Why did it go so wrong after that triumphant entry into Jerusalem?
As we approach Holy Week let us reflect just briefly on how Jesus got to this point.
His ministry as we know was expansive and varied; we see Jesus minister to people in the open air, on the sea shore, on a hillside, in people’s homes and at table as he shares meals with a complex variety of fellow diners.
Jesus has an extraordinary facility to connect with people, and his pastoral strategy of associating with people puts him on a collision course with the Pharisees, who stay carefully segregated from sinners. Their regular accusation against Jesus is that he welcomes and eats with sinners, they are appalled at what they believe as Jesus’ haphazard and uncritical choice of table companions, which they maintain, must surely render him unclean in the eyes of the law.

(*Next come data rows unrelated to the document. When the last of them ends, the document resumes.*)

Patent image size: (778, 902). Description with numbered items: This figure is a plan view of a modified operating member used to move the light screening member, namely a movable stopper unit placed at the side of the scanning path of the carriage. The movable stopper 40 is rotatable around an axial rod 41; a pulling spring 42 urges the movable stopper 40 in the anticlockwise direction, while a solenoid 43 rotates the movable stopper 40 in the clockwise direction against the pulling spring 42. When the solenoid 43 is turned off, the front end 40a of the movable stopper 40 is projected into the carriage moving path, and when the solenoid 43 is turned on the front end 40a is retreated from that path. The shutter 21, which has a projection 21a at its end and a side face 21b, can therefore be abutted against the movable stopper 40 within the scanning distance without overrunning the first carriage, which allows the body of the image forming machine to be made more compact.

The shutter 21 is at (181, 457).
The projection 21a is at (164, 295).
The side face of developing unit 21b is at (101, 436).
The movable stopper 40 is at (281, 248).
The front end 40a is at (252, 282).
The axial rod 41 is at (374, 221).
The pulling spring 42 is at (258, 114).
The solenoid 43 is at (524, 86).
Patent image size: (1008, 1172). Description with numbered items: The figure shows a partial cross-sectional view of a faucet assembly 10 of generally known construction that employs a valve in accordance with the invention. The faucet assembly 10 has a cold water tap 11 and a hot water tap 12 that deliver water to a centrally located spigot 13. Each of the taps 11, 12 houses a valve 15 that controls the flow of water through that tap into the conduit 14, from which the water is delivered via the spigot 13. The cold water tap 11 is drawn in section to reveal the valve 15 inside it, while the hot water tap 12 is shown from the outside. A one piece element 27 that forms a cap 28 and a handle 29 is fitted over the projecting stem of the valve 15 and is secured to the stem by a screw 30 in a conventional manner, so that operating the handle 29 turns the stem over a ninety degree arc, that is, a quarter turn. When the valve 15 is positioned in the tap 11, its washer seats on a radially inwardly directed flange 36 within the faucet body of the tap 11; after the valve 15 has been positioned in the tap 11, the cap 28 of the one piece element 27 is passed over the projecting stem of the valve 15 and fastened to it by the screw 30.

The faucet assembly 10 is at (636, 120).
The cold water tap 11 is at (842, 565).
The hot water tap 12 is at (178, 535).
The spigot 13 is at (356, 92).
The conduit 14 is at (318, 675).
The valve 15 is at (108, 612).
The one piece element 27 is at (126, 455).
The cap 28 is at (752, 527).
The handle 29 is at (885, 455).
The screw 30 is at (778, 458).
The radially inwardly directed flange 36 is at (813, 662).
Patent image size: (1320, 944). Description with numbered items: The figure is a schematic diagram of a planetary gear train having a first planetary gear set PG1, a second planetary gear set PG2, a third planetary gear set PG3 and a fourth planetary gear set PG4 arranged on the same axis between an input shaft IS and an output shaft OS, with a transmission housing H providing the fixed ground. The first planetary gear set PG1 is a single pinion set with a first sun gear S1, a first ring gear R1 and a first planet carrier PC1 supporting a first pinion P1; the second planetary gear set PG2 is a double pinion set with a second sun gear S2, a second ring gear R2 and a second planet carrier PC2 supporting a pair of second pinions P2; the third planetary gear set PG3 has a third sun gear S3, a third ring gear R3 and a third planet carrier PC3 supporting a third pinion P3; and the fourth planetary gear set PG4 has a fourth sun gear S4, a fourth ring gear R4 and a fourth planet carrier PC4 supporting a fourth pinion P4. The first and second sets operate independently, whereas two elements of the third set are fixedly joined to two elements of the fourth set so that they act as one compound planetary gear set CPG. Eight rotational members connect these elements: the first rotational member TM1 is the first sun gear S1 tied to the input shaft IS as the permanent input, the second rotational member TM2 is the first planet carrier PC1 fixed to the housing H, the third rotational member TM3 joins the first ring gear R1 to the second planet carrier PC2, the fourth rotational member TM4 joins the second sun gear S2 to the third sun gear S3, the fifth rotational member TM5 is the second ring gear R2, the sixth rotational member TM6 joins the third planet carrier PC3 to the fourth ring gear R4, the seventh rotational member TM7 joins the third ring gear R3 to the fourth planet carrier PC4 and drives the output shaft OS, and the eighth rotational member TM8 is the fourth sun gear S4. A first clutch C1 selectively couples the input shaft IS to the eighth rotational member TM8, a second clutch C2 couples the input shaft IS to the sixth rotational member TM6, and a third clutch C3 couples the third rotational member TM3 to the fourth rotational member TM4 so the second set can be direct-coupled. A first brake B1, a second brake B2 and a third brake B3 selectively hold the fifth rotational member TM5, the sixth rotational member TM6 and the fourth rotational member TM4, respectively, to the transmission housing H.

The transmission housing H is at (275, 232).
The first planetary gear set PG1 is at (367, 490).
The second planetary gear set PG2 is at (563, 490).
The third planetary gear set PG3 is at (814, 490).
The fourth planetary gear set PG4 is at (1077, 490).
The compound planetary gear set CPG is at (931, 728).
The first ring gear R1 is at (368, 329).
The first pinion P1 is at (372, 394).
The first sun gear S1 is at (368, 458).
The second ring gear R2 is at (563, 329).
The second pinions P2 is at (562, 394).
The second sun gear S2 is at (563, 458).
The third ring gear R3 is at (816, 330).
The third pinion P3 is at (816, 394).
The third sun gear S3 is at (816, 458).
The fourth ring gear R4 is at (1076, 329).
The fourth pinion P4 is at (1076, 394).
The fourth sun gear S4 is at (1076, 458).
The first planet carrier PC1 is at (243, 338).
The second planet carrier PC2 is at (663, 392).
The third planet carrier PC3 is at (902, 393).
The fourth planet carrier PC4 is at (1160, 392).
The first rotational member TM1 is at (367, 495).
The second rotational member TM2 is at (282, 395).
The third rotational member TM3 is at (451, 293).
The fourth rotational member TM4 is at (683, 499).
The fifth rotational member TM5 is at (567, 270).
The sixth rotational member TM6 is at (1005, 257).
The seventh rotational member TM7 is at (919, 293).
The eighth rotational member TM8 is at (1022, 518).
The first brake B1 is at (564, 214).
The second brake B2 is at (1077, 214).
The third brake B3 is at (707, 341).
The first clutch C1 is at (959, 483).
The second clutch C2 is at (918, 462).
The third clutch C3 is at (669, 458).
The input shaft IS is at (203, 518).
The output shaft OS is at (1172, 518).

But Jesus uses the table as the setting for revelation, for teaching and for grace-filled moments.
A telling example of this is when Jesus enters, at his own invitation, the house of Zacchaeus, the chief tax collector – an act that scandalises not just the Pharisees but also the ordinary people…Yet it brings salvation to Zacchaeus’ house. “For the Son of Man came to seek out and save the lost.”
Jesus broke the rules set down by man, but obeyed God. In the eyes of man he had done wrong, in the eyes of God he was doing God’s will…Something we, too, must reflect on…
So we continue this example of gathering at table together. On the night before Jesus dies he gathers his disciples together, to share, not just food, but his most glorious gift: the gift of himself. Leaving them with the haunting request “Do this in memory of me.”
Remember me by doing this; remember me by gathering in my name and breaking bread.
Which we are here to do as we become the fifth gospel and carry the memory of Christ to all. Amen.